In honor of the series' 10th anniversary, a game, titled Ju-On: The Grudge – Haunted House Simulator was developed for the Wii. The game was released in Japan in 2009 by AQ Interactive under the title Kyoufu Taikan: Ju-On (Fear Experience: Ju-On), and in Europe under the title Ju-On: A Fright Simulator. Upon release, the game was critically panned.

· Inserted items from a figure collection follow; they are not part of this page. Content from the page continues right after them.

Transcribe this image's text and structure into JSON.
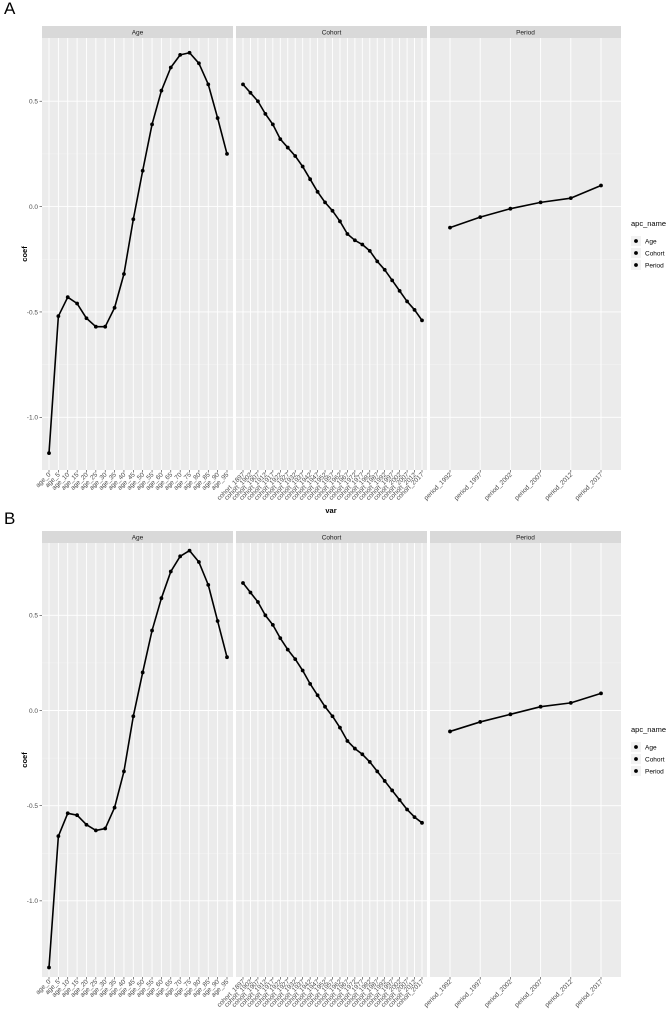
{
  "panels": [
    {
      "letter": "A"
    },
    {
      "letter": "B"
    }
  ],
  "axis": {
    "xlabel": "var",
    "ylabel": "coef",
    "yticks": [
      -1.0,
      -0.5,
      0.0,
      0.5
    ]
  },
  "legend": {
    "title": "apc_name",
    "entries": [
      "Age",
      "Cohort",
      "Period"
    ]
  },
  "facets": [
    {
      "strip": "Age",
      "categories": [
        "age_0",
        "age_5",
        "age_10",
        "age_15",
        "age_20",
        "age_25",
        "age_30",
        "age_35",
        "age_40",
        "age_45",
        "age_50",
        "age_55",
        "age_60",
        "age_65",
        "age_70",
        "age_75",
        "age_80",
        "age_85",
        "age_90",
        "age_95"
      ]
    },
    {
      "strip": "Cohort",
      "categories": [
        "cohort_1897",
        "cohort_1902",
        "cohort_1907",
        "cohort_1912",
        "cohort_1917",
        "cohort_1922",
        "cohort_1927",
        "cohort_1932",
        "cohort_1937",
        "cohort_1942",
        "cohort_1947",
        "cohort_1952",
        "cohort_1957",
        "cohort_1962",
        "cohort_1967",
        "cohort_1972",
        "cohort_1977",
        "cohort_1982",
        "cohort_1987",
        "cohort_1992",
        "cohort_1997",
        "cohort_2002",
        "cohort_2007",
        "cohort_2012",
        "cohort_2017"
      ]
    },
    {
      "strip": "Period",
      "categories": [
        "period_1992",
        "period_1997",
        "period_2002",
        "period_2007",
        "period_2012",
        "period_2017"
      ]
    }
  ],
  "chart_data": [
    {
      "type": "line",
      "panel": "A",
      "xlabel": "var",
      "ylabel": "coef",
      "ylim": [
        -1.25,
        0.8
      ],
      "legend_title": "apc_name",
      "series": [
        {
          "name": "Age",
          "values": [
            -1.17,
            -0.52,
            -0.43,
            -0.46,
            -0.53,
            -0.57,
            -0.57,
            -0.48,
            -0.32,
            -0.06,
            0.17,
            0.39,
            0.55,
            0.66,
            0.72,
            0.73,
            0.68,
            0.58,
            0.42,
            0.25
          ]
        },
        {
          "name": "Cohort",
          "values": [
            0.58,
            0.54,
            0.5,
            0.44,
            0.39,
            0.32,
            0.28,
            0.24,
            0.19,
            0.13,
            0.07,
            0.02,
            -0.02,
            -0.07,
            -0.13,
            -0.16,
            -0.18,
            -0.21,
            -0.26,
            -0.3,
            -0.35,
            -0.4,
            -0.45,
            -0.49,
            -0.54
          ]
        },
        {
          "name": "Period",
          "values": [
            -0.1,
            -0.05,
            -0.01,
            0.02,
            0.04,
            0.1
          ]
        }
      ]
    },
    {
      "type": "line",
      "panel": "B",
      "xlabel": "var",
      "ylabel": "coef",
      "ylim": [
        -1.4,
        0.88
      ],
      "legend_title": "apc_name",
      "series": [
        {
          "name": "Age",
          "values": [
            -1.35,
            -0.66,
            -0.54,
            -0.55,
            -0.6,
            -0.63,
            -0.62,
            -0.51,
            -0.32,
            -0.03,
            0.2,
            0.42,
            0.59,
            0.73,
            0.81,
            0.84,
            0.78,
            0.66,
            0.47,
            0.28
          ]
        },
        {
          "name": "Cohort",
          "values": [
            0.67,
            0.62,
            0.57,
            0.5,
            0.45,
            0.38,
            0.32,
            0.27,
            0.21,
            0.14,
            0.08,
            0.02,
            -0.03,
            -0.09,
            -0.16,
            -0.2,
            -0.23,
            -0.27,
            -0.32,
            -0.37,
            -0.42,
            -0.47,
            -0.52,
            -0.56,
            -0.59
          ]
        },
        {
          "name": "Period",
          "values": [
            -0.11,
            -0.06,
            -0.02,
            0.02,
            0.04,
            0.09
          ]
        }
      ]
    }
  ]
}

Xseed Games described it as a "haunted house simulator", rather than a traditional survival horror game. The game does not feature any combat, as its format relies on subtle exploration and scare tactics. Joystiq reviewers who were present for the demo's screening at the E3 justified this, observing that "in most horror games, a skilled player can actually defeat the creatures (with notable exceptions like Silent Hill 2s Pyramid Head ...), making the game more of a power fantasy than a true fright. In both of these games [Silent Hill 2 and Ju-On: The Grudge], you can escape the creatures at best".

== Reception ==

=== Box office performance ===

====Japanese films====

| Film | Release date | Box office gross |  |  |
| Japan | United States and Canada | Other territories |
| Ju-on: The Grudge | 18 October 2002 | ¥500,000,000 | $325,680 | $9,306,043 |
| Ju-on: The Grudge 2 | 23 August 2003 | ¥1,100,000,000 | $511,350 | $4,375,425 |
| Ju-On: The Beginning of the End | 28 June 2014 | ¥570,000,000 | —N/a | $4,082,954 |
| Ju-On: The Final Curse | 20 June 2015 | ¥419,000,000 | —N/a | $1,724,642 |
| Sadako vs. Kayako | 18 June 2016 | ¥1,000,000,000 | —N/a | $884,250 |
| Regional total |  | ¥3,170,000,000 ($38,475,815) | $837,031 | $20,373,314 |
| Worldwide total |  | $59,686,275 |  |  |

====American films====

| Film | Release date | Box office gross |  |  | Budget | Reference |
| North America | Other territories | Worldwide |
| The Grudge (2004) | October 22, 2004 | $110,359,362 | $76,921,753 | $187,281,115 | $10 million |  |
| The Grudge 2 | October 13, 2006 | $39,143,839 | $31,567,336 | $70,711,175 | $20 million |  |
| The Grudge 3 | May 12, 2009 | —N/a | $1,869,127 | $1,869,127 | $5 million |  |
| The Grudge (2020) | January 3, 2020 | $21,221,803 | $28,289,516 | $49,511,319 | $10 million |  |
| Total |  | $170,725,004 | $138,647,732 | $309,372,736 | $45 million |  |

=== Critical and audience reception ===

| Film | Rotten Tomatoes | Metacritic | CinemaScore | PostTrak |
|---|---|---|---|---|
| Ju-On: The Curse | 64% (14 reviews) | —N/a | —N/a | —N/a |
| Ju-On: The Grudge | 80% (5 reviews) | 48 (22 reviews) | —N/a | —N/a |
| Ju-On: The Grudge 2 | 56% (71 reviews) | —N/a | —N/a | —N/a |
| The Grudge (2004) | 40% (162 reviews) | 49 (32 reviews) | —N/a | —N/a |
| The Grudge 2 | 12% (77 reviews) | 33 (16 reviews) | —N/a | —N/a |
| The Grudge (2020) | 20% (129 reviews) | 41 (28 reviews) | F | 0.5 |
| Ju-On: Origins | 85% (13 reviews) | 58 (5 reviews) | —N/a | —N/a |

== Unofficial films ==
Sadako Wars: Bixian vs Kayako is an unofficial Chinese crossover film. Released in 2017 as a part of the Bunshinsaba film series, the film features characters from Bunshinsaba as well as Kayako. A follow up, Bunshinsaba: Hoichi the Earless, features Kayako as well as from Sadako from The Ring.